Photo By Mehmet Kacmaz/NarPhotos

Night view of Bosphorus

Night view of Bosphorus.

Photo By Mehmet Kacmaz/NarPhotos

Turkey may be mired in political uncertainty and striving to join the European Union, but when it comes to buying expensive merchandise, fashionable Istanbul women are no slouches.

As Turkey’s most populated and wealthiest city continues to become a holiday destination — with new hotels and restaurants springing up across the Bosphorus strait that divides Istanbul into European and Asian sectors — foreign shoppers are discovering the joys of buying here.

Let them spend on Turkish looks, asserted designer Bahar Korcan, who helped pioneer the fledgling Istanbul Fashion Lab, which features select Turkish designers’ fashion shows and aims to join the international fashion calendar. It also hopes to stress the importance of design to Turkey’s textile and apparel industries.

“We have set up a platform to support young designers and for foreign buyers to understand us correctly,” Korcan explains. “We aim for Istanbul Fashion Lab to grow and grow.”

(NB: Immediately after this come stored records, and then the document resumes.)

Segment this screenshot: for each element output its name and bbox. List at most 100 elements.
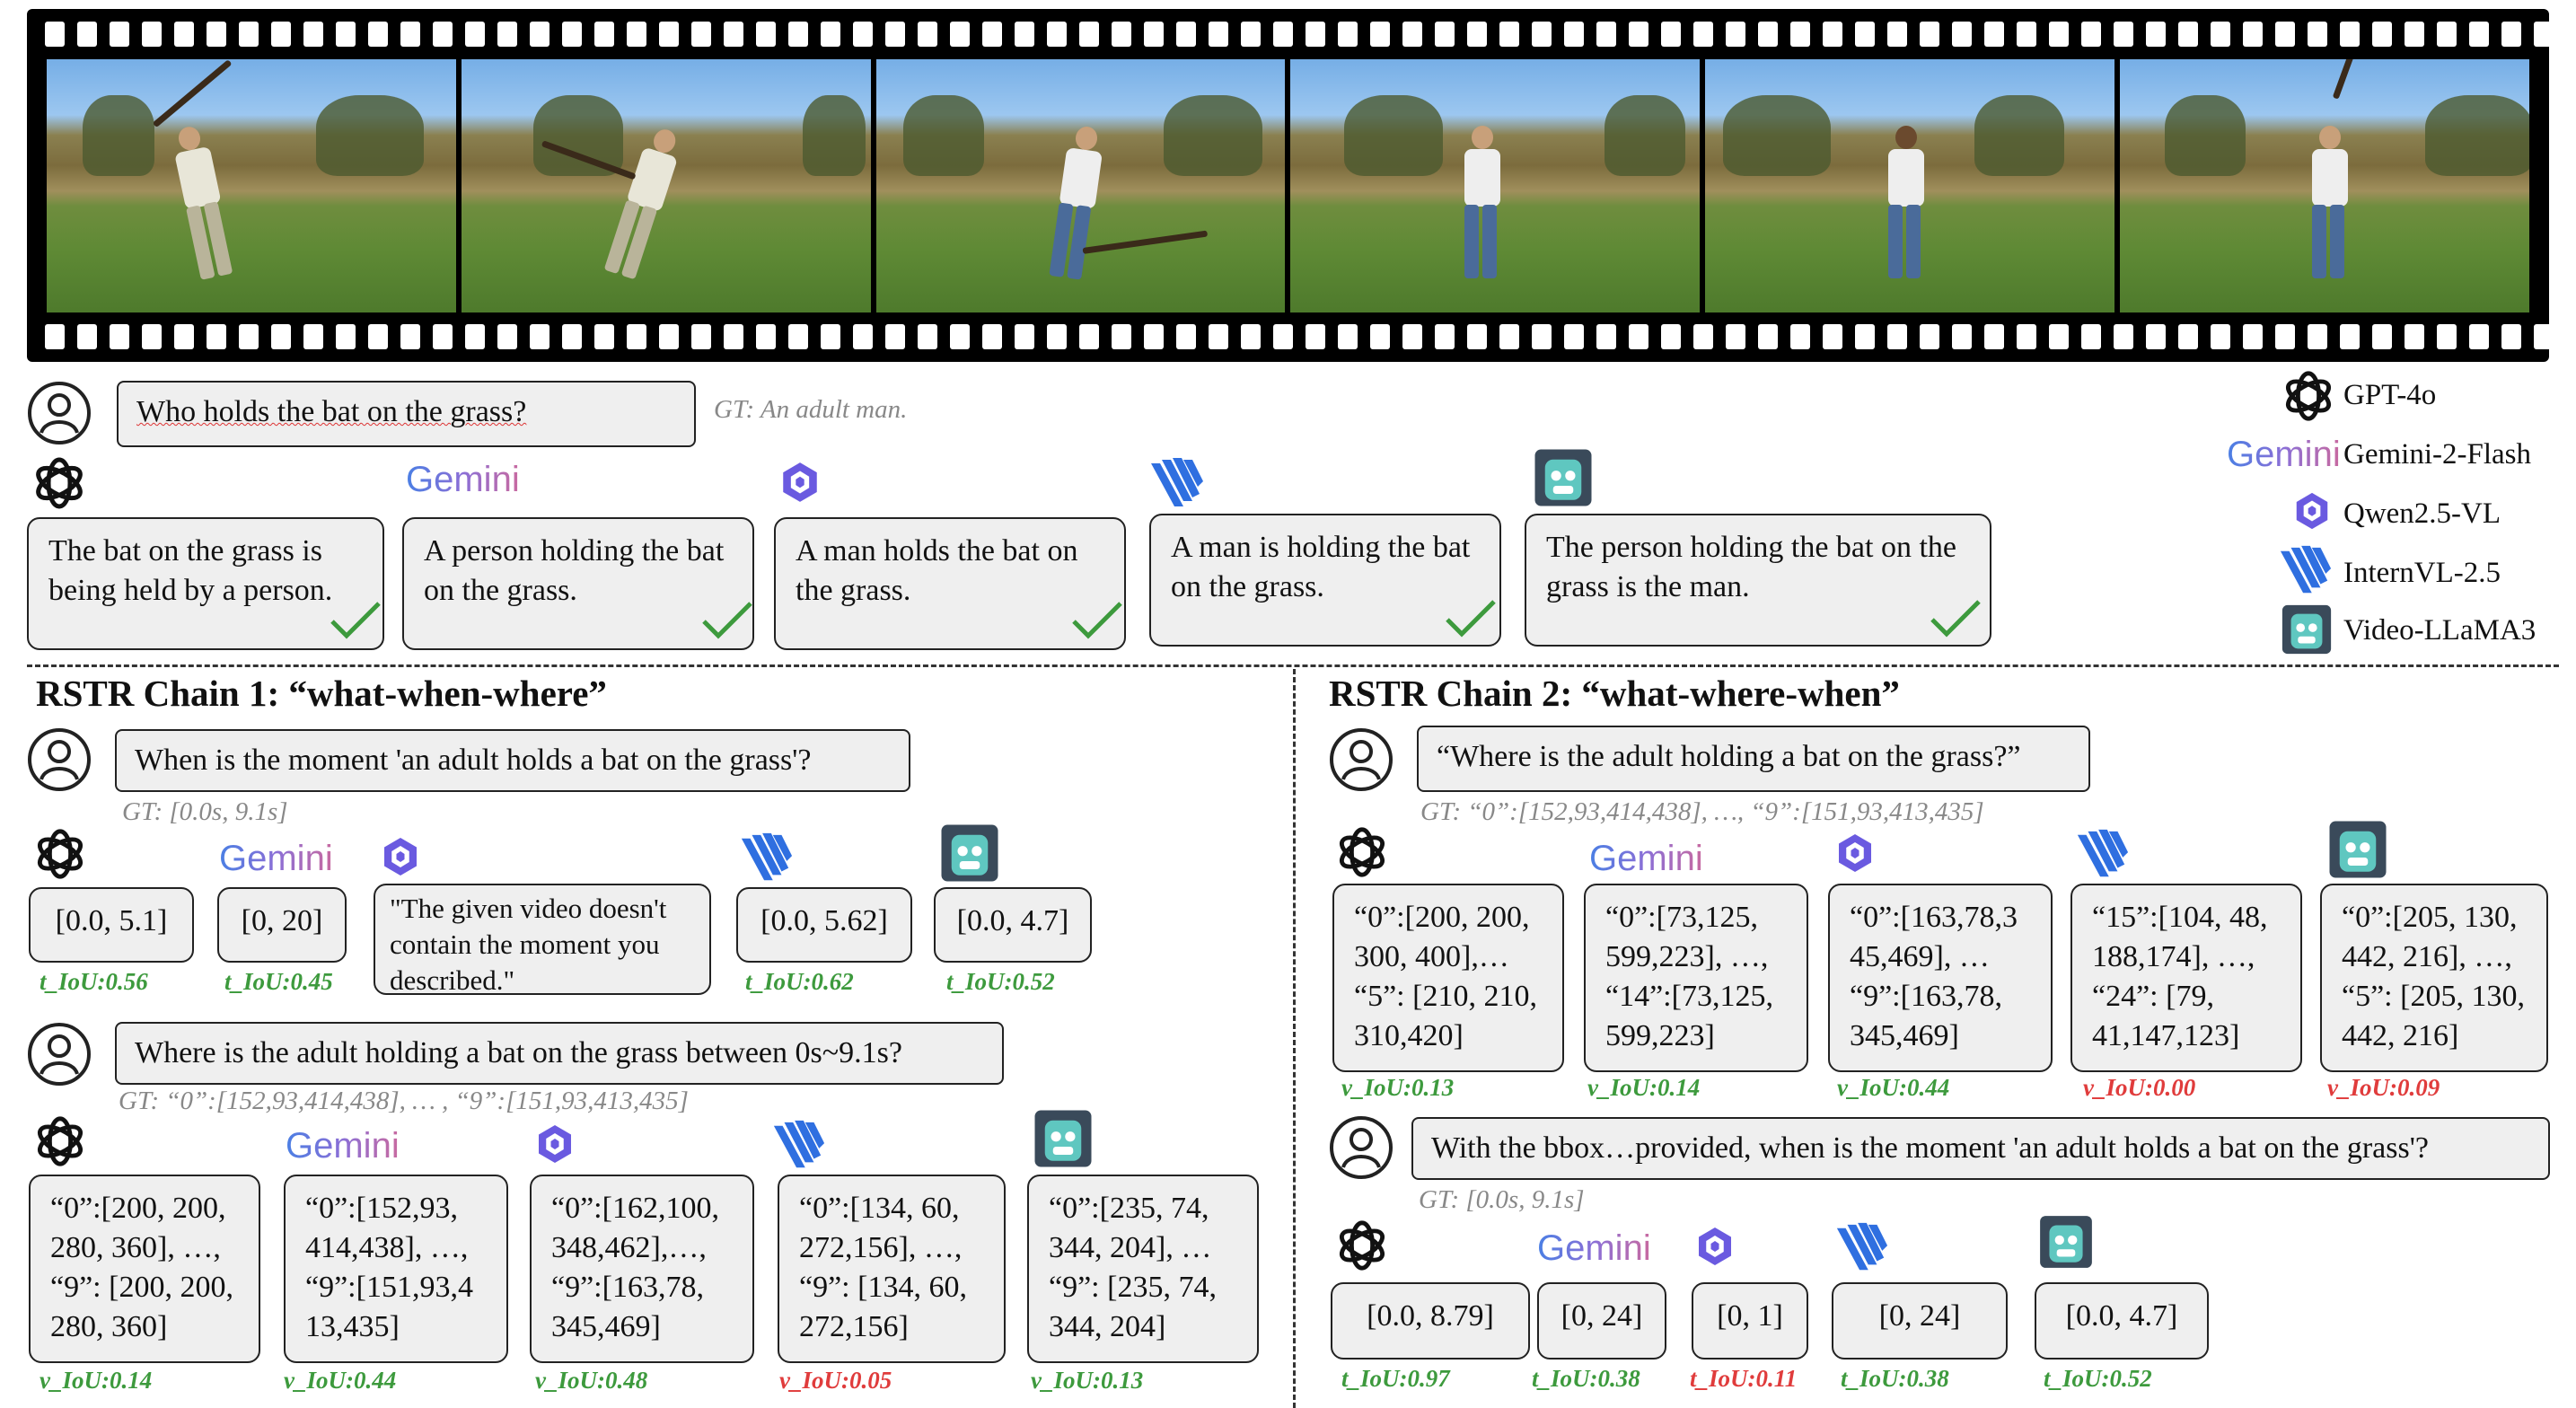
video-frame-3 [875, 59, 1286, 312]
chain2-m1-qwen: v_IoU:0.44 [1837, 1074, 1950, 1101]
video-llama-icon [2325, 817, 2390, 882]
top-answer-gpt: The bat on the grass is being held by a … [27, 517, 384, 650]
chain1-a1-gemini: [0, 20] [217, 887, 347, 963]
chain2-a1-qwen: “0”:[163,78,3 45,469], … “9”:[163,78, 34… [1828, 884, 2053, 1072]
chain1-question-1: When is the moment 'an adult holds a bat… [115, 729, 910, 792]
chain2-a1-gemini: “0”:[73,125, 599,223], …, “14”:[73,125, … [1584, 884, 1808, 1072]
chain1-m2-gpt: v_IoU:0.14 [40, 1367, 153, 1394]
chain2-a2-video-llama: [0.0, 4.7] [2035, 1282, 2209, 1360]
video-llama-icon [937, 821, 1002, 885]
chain2-question-1: “Where is the adult holding a bat on the… [1417, 726, 2090, 792]
chain1-a1-video-llama: [0.0, 4.7] [934, 887, 1092, 963]
chain1-a1-qwen: "The given video doesn't contain the mom… [374, 884, 711, 996]
legend-gemini-label: Gemini-2-Flash [2343, 438, 2531, 471]
top-answer-gemini: A person holding the bat on the grass. [402, 517, 754, 650]
qwen-icon [379, 835, 422, 878]
chain1-a2-internvl: “0”:[134, 60, 272,156], …, “9”: [134, 60… [778, 1175, 1006, 1363]
chain2-a1-internvl: “15”:[104, 48, 188,174], …, “24”: [79, 4… [2070, 884, 2302, 1072]
video-film-strip [27, 9, 2549, 362]
chain1-m2-internvl: v_IoU:0.05 [779, 1367, 892, 1394]
chain2-question-2: With the bbox…provided, when is the mome… [1411, 1117, 2550, 1180]
chain2-m2-internvl: t_IoU:0.38 [1841, 1365, 1949, 1392]
chain1-m1-gpt: t_IoU:0.56 [40, 968, 148, 995]
qwen-icon [533, 1122, 576, 1166]
check-icon [1070, 600, 1124, 639]
gpt-4o-icon [31, 454, 88, 512]
chain1-m2-video-llama: v_IoU:0.13 [1031, 1367, 1144, 1394]
gpt-4o-icon [32, 1113, 88, 1169]
chain1-m1-internvl: t_IoU:0.62 [745, 968, 854, 995]
chain2-a2-internvl: [0, 24] [1832, 1282, 2008, 1360]
user-avatar-icon [27, 1022, 92, 1087]
top-question: Who holds the bat on the grass? [117, 381, 696, 447]
legend-qwen-icon [2291, 490, 2333, 532]
chain1-q1-ground-truth: GT: [0.0s, 9.1s] [122, 797, 288, 826]
chain1-m2-gemini: v_IoU:0.44 [284, 1367, 397, 1394]
chain1-a1-internvl: [0.0, 5.62] [736, 887, 912, 963]
top-ground-truth: GT: An adult man. [714, 395, 908, 424]
chain1-a2-gpt: “0”:[200, 200, 280, 360], …, “9”: [200, … [29, 1175, 260, 1363]
video-frame-5 [1705, 59, 2115, 312]
chain1-q2-ground-truth: GT: “0”:[152,93,414,438], … , “9”:[151,9… [119, 1087, 689, 1115]
gpt-4o-icon [32, 826, 88, 882]
check-icon [1929, 598, 1983, 638]
film-holes-top [27, 22, 2549, 47]
video-llama-icon [1531, 445, 1596, 510]
chain1-m2-qwen: v_IoU:0.48 [535, 1367, 648, 1394]
chain2-a2-gpt: [0.0, 8.79] [1331, 1282, 1530, 1360]
chain1-a2-gemini: “0”:[152,93, 414,438], …, “9”:[151,93,4 … [284, 1175, 508, 1363]
user-avatar-icon [1329, 1115, 1394, 1180]
chain1-m1-gemini: t_IoU:0.45 [224, 968, 333, 995]
internvl-icon [770, 1117, 826, 1173]
top-answer-video-llama: The person holding the bat on the grass … [1525, 514, 1991, 647]
chain2-m2-video-llama: t_IoU:0.52 [2044, 1365, 2152, 1392]
video-frame-4 [1290, 59, 1701, 312]
legend-video-llama-label: Video-LLaMA3 [2343, 614, 2536, 647]
gemini-icon: Gemini [1537, 1228, 1651, 1268]
video-llama-icon [2036, 1212, 2096, 1272]
chain2-m2-gemini: t_IoU:0.38 [1532, 1365, 1640, 1392]
chain1-a1-gpt: [0.0, 5.1] [29, 887, 194, 963]
gemini-icon: Gemini [286, 1126, 400, 1166]
video-llama-icon [1031, 1106, 1095, 1171]
chain1-a2-qwen: “0”:[162,100, 348,462],…, “9”:[163,78, 3… [530, 1175, 754, 1363]
chain2-a2-qwen: [0, 1] [1692, 1282, 1808, 1360]
gemini-icon: Gemini [406, 460, 520, 499]
video-frame-6 [2120, 59, 2529, 312]
chain2-title: RSTR Chain 2: “what-where-when” [1329, 673, 1900, 714]
user-avatar-icon [27, 381, 92, 445]
chain1-question-2: Where is the adult holding a bat on the … [115, 1022, 1004, 1085]
chain2-m1-video-llama: v_IoU:0.09 [2327, 1074, 2440, 1101]
legend-gpt-4o-icon [2281, 368, 2336, 424]
legend-internvl-label: InternVL-2.5 [2343, 557, 2501, 589]
chain2-m2-qwen: t_IoU:0.11 [1690, 1365, 1798, 1392]
legend-gpt-4o-label: GPT-4o [2343, 379, 2437, 411]
user-avatar-icon [1329, 727, 1394, 792]
user-avatar-icon [27, 727, 92, 792]
chain2-m1-gpt: v_IoU:0.13 [1341, 1074, 1455, 1101]
check-icon [700, 600, 754, 639]
section-divider-horizontal [27, 664, 2559, 667]
chain2-m2-gpt: t_IoU:0.97 [1341, 1365, 1450, 1392]
video-frames [47, 59, 2529, 312]
check-icon [1444, 598, 1498, 638]
chain2-m1-internvl: v_IoU:0.00 [2083, 1074, 2196, 1101]
chain1-title: RSTR Chain 1: “what-when-where” [36, 673, 607, 714]
section-divider-vertical [1293, 669, 1296, 1408]
internvl-icon [1147, 454, 1205, 512]
top-answer-qwen: A man holds the bat on the grass. [774, 517, 1126, 650]
check-icon [329, 600, 382, 639]
video-frame-1 [47, 59, 456, 312]
qwen-icon [1693, 1225, 1736, 1268]
chain2-m1-gemini: v_IoU:0.14 [1587, 1074, 1701, 1101]
top-answer-internvl: A man is holding the bat on the grass. [1149, 514, 1501, 647]
internvl-icon [738, 830, 794, 885]
gpt-4o-icon [1334, 1218, 1390, 1273]
film-holes-bottom [27, 324, 2549, 349]
legend-gemini-icon: Gemini [2227, 435, 2341, 474]
chain2-a1-video-llama: “0”:[205, 130, 442, 216], …, “5”: [205, … [2320, 884, 2548, 1072]
legend-qwen-label: Qwen2.5-VL [2343, 497, 2501, 530]
gemini-icon: Gemini [1589, 839, 1703, 878]
gpt-4o-icon [1334, 824, 1390, 880]
chain1-m1-video-llama: t_IoU:0.52 [946, 968, 1055, 995]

For decades, textiles and apparel have been the driving force in Turkish fashion. If you stroll the back streets of Nisantasi to the Sisli district, you pass Osmanbey, a stretch of wholesalers showcasing apparel labels selling markets from Russia to the Arab world. While many of the industry’s facilities may be based outside Istanbul, Osmanbey’s 700-member OTIAD, or Osmanbey Textile Businessmen’s Association, is a high-profile leader of fashion and textile business executives.

The Osmanbey area is home to some 4,000 large and small outlets, with total trade volume over $10 billion a year. “The role of Osmanbey is very significant to the perspective of Turkey’s textile and apparel industry, which has been growing by 10 to 15 percent every year,” confirmed OTIAD chairman Gaffar Koca.

So it may be no wonder the fashion-conscious W Hotels chose Istanbul for its first European offshoot. Spotlighting Turkish interior decor, the hotel is set in a row of restored Ottoman houses cocooned by high-end boutiques.

A few hundred meters up the hill, in Istanbul’s chic Nisantasi district, trendy Turkish children and their image-conscious moms stand out. Istanbul Fashion Academy abuts the new City’s shopping center, home to Jean Paul Gaultier and Roberto Cavalli, among others.

In nearby narrow streets, top labels like Burberry and Louis Vuitton rub shoulders with outlets by Turkish designers such as Arzu Kaprol, Korcan and Cemil Ipekçi.

Rare as it is in this decidedly Western district, there is even couture for the covered Muslim woman: Rabia Yalçin’s often daring gowns can be worn as is, or accessorized with cunning capes and hats for more modesty.